Material & Methods:
This retrospective study was conducted in five tertiary care neonatal
intensive care units (NICU) of South India over 29 months (January 2018
to May 2020). All neonates (both inborn and outborn) above 35 weeks of
gestation born by meconium-stained amniotic fluid with the onset of
distress within 12 hrs of life, requiring respiratory support beyond 24
hrs of life and chest x-ray showing features of MAS ((hyper-inflated
lung fields with diffuse non-homogenous opacity or reticulonodular
pattern or low volume lungs with reticulogranularity and
air-bronchograms)12 were eligible for enrolment.

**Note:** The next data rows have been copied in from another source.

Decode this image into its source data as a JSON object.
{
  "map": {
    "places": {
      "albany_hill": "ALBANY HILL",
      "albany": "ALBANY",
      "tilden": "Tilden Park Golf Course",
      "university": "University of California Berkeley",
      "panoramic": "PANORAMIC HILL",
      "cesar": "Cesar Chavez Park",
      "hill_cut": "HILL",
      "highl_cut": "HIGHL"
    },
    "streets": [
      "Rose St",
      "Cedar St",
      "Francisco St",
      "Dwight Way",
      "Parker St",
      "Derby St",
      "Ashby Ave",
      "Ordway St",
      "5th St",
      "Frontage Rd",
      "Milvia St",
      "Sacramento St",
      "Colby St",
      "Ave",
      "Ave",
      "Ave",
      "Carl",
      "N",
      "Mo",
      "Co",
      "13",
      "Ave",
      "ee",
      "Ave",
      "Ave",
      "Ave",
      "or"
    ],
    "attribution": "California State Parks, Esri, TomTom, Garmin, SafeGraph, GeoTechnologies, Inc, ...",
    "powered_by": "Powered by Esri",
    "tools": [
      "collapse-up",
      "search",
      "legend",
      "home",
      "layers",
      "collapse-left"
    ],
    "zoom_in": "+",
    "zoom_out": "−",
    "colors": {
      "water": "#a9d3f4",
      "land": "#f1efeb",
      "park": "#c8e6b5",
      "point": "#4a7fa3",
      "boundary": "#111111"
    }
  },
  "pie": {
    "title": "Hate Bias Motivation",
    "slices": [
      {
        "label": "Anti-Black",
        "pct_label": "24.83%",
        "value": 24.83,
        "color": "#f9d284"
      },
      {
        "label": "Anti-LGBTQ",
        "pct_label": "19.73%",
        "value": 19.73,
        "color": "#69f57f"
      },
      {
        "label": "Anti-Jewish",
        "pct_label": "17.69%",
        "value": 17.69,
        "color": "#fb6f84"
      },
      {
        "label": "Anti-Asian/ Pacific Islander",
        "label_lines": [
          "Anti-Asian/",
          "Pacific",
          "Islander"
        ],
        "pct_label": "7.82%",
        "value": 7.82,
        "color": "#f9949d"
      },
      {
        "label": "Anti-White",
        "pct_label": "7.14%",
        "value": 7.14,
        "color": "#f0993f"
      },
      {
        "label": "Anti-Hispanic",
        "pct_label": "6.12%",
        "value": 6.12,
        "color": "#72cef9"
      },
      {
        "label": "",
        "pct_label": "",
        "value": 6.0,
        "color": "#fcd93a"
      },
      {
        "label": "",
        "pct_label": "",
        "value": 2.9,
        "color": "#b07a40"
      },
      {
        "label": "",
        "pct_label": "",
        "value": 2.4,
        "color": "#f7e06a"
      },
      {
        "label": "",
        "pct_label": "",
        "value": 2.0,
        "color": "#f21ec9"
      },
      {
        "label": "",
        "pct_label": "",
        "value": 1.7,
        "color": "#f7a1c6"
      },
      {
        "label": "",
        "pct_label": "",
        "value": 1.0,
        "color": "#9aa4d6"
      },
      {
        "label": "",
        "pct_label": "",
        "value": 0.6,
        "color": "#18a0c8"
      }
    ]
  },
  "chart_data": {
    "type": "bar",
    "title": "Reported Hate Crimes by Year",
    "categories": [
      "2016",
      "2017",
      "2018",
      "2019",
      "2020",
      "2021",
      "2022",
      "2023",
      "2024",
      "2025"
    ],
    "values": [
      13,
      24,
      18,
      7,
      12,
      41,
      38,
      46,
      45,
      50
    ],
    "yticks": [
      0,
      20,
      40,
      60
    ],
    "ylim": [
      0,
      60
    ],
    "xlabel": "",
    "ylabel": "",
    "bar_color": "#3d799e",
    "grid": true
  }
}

Newborns with major life-threatening congenital malformations were
excluded. The Institutional Ethics committee approved the study at all
the centres.
Of the five centres participated, two centres were private sector
hospitals, one was public sector hospital, two were trust hospitals. All
the centres catered to sick term and preterm infants, both intra and
extra mural. The five centres had similar protocols in the respiratory
management of neonates with MAS. The primary respiratory support was
defined as the highest respiratory support required within the first 6
hours of admission. Surfactant was administered if FiO2 was above 40%
on CPAP or mechanical ventilation. Only one centre had access to inhaled
nitric oxide. The data was retrieved with the discharge diagnosis of
“Meconium aspiration syndrome” from the computerized database or
admission registers. The data was collected with respect to respiratory
support, timing of initiation of CPAP, timing of surfactant
administration, number of doses of surfactant, severity of PPHN,
vasodilators usage , antibiotic usage, indication for antibiotic usage
and number of days, length of stay in hospital till discharge and
survival outcomes were collected. The primary support beyond oxygen
included either CPAP or mechanical ventilation. The data were entered
into a web database and coded for each centre separately.
The prolonged hospital stay was arbitrarily defined as a stay beyond 7
days of life for the study purpose as there was no clear definition from
previous studies. Neonatal sepsis was diagnosed if the blood culture was
positive. Hypoxic Ischemic Encephalopathy (HIE) was classified using
Sarnat and Sarnat staging13. Persistent pulmonary
hypertension was diagnosed based on 2D-Echocardiographic findings of
elevated pulmonary artery systolic pressure (PASP). The PASP greater
than three quarters of systolic pressure was defined as moderate-severe
PPHN14. The hypoxemia in PPHN was stratified based on
the Oxygen saturation index (OSI). The OSI values correspond to half of
the oxygenation index (OI)15, and severity of
hypoxemia in PPHN was graded as mild < 7.5, moderate ≤ 7.5-
12.5, and severe >12.5.
The primary outcome measure was to identify morbidities predicting
prolonged length of stay (>7days). The secondary outcome
was to evaluate the proportion of associated morbidities in our cohort.